Wind energy giants Siemens Gamesa and Orsted have partnered with Danish shipping company ESVAGT, to develop a drone-based solution for the delivery of spare parts and tools from a vessel directly to an offshore wind turbine.
With turbines often located many kilometres offshore, unplanned maintenance can be significantly hampered by the length of time taken to secure replacement parts and specialised tools.
Now Siemens Gamesa, Ørsted and ESVAGT want to solve this challenge by transporting tools and spare parts from ESVAGT’s SOV (Service Operation Vessels) to the technician at the offshore WTG by means of drones.
ESVAGT’s SOVs are located in the offshore wind farms and have a wide range of spare options on board. Further innovating the transportation of spare parts and tools from vessel to WTG is the next step.
That is why the three companies have engaged themselves in an innovation project bearing the working title Operative package deliveries by drones that will examine the potential in meeting offshore WTG technicians’ needs in an easier way.
“A technician is wasting time if critical tools or critical spare parts aren’t available to him”, says Flemming Hjorth, head of New Services Business Development at ESVAGT.
“When we transfer a WTG technician from vessel to WTG, he brings both spare parts and tools with him. But it often happens that the technician needs additional equipment, tools or spare parts while inside the WTG. Today, such a scenario requires the vessel to return to the WTG or that we send a transfer boat over to the WTG with the necessary gear, which the technician then has to get down and get. This process can be optimised,” said Hjorth.
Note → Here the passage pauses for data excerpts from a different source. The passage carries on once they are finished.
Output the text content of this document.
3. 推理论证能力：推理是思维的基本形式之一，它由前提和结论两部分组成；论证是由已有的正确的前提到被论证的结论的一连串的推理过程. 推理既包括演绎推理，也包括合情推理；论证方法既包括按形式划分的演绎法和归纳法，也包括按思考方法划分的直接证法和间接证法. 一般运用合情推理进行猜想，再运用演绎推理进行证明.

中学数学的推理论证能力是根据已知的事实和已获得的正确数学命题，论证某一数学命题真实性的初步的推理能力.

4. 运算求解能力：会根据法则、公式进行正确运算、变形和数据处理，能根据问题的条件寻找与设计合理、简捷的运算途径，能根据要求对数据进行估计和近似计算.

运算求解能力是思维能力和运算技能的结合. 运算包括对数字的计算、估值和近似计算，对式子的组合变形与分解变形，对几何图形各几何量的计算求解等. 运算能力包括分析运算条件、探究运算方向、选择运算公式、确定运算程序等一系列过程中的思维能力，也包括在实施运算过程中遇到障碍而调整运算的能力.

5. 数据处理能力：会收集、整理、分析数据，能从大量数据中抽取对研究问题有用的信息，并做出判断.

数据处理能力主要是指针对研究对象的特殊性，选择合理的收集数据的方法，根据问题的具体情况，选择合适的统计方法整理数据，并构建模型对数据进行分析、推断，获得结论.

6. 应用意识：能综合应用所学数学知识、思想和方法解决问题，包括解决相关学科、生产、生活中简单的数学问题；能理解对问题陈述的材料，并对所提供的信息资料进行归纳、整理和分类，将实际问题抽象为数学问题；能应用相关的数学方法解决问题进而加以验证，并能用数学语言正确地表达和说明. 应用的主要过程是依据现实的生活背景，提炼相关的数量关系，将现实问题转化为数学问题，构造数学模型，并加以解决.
“Most often, it is the small spare parts that make a difference: smaller electrical components or a specific tool. Delivering these with a drone could potentially spare us a tremendous amount of time and contribute to making the operation of the offshore wind farm even more efficient,” concluded Hjorth.
The project Operative package deliveries by drones is sponsored by the European Regional Development Fund and runs until June 2020.
It is not the first time ESVAGT has undertaken a drone project. A year ago, the shipping company formed the joint venture EWPL Ocean, which inspects offshore WTG blades via drones that are operated and piloted from ESVAGT’s vessels.